Selain memperjuangkan perhatian khusus, upaya yang juga harus menjadi perhatian adalah peningkatan Pendapatan Asli Daerah (PAD), karena memang masih cukup banyak potensi pendapatan yang belum dikelola secara maksimal, jadi untuk tahun mendatang diharapkan ada keseriusan bersama dalam menggali pendapatan daerah.

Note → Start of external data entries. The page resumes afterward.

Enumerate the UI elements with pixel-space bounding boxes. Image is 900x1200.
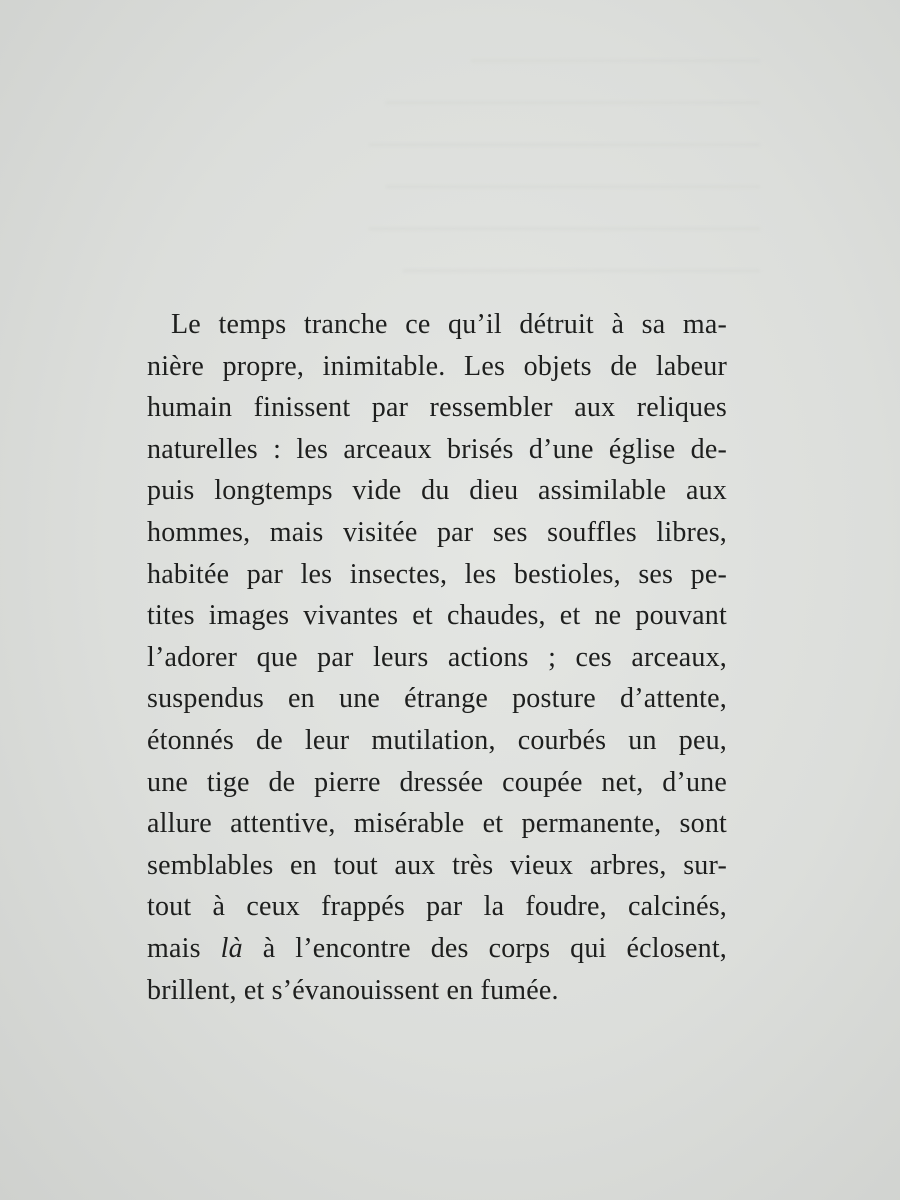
text-line: tout à ceux frappés par la foudre, calcinés, <box>147 891 727 923</box>
bleed-through-text: ───────────────── ────────────────────── ─────────────────────── ────────────────────── ─────────────────────── ───────────────────── <box>368 48 760 284</box>
text-line: nière propre, inimitable. Les objets de labeur <box>147 350 727 382</box>
text-line: habitée par les insectes, les bestioles, ses pe- <box>147 558 727 590</box>
text-line-mixed <box>147 928 727 970</box>
text-line: suspendus en une étrange posture d’attente, <box>147 683 727 715</box>
text-segment: mais <box>147 932 201 964</box>
text-line: naturelles : les arceaux brisés d’une église de- <box>147 433 727 465</box>
paragraph <box>147 304 727 1011</box>
text-line: Le temps tranche ce qu’il détruit à sa ma- <box>171 309 727 340</box>
text-line: hommes, mais visitée par ses souffles libres, <box>147 516 727 548</box>
text-line: une tige de pierre dressée coupée net, d’une <box>147 766 727 798</box>
italic-word: là <box>220 932 243 964</box>
text-line: puis longtemps vide du dieu assimilable aux <box>147 475 727 507</box>
text-line: allure attentive, misérable et permanente, sont <box>147 808 727 840</box>
text-line: étonnés de leur mutilation, courbés un peu, <box>147 724 727 756</box>
text-line: humain finissent par ressembler aux reliques <box>147 392 727 424</box>
text-line: tites images vivantes et chaudes, et ne pouvant <box>147 600 727 632</box>
text-segment: à l’encontre des corps qui éclosent, <box>262 932 728 964</box>
text-line: semblables en tout aux très vieux arbres, sur- <box>147 849 727 881</box>
text-line: l’adorer que par leurs actions ; ces arceaux, <box>147 641 727 673</box>
text-line: brillent, et s’évanouissent en fumée. <box>147 974 559 1006</box>
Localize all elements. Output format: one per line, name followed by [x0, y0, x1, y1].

Diingatkan Hatta, ada beberapa masalah yang menjadi permintaan masyarakat untuk menjadi perhatian dan dilaksanakan, namun hal itu harus terkendala, lantaran program yang diminta itu dibawah tanggung jawab pemerintah pusat atau provinsi. Beberapa hal itu harusnya bisa langsung direspon pemerintah untuk dilaksanakan. “Saya rasa hampir semua anggota dewan yang melaksanakan reses pasti menemukan beberapa pertanyaan yang sulit untuk dijamin bisa dilaksanakan, karena bukan kewenangan pemerintah daerah,” tegasnya. (kimt)

KOMENTAR

Komentar

You May Also Like

Leave a Reply

This site uses Akismet to reduce spam. Learn how your comment data is processed.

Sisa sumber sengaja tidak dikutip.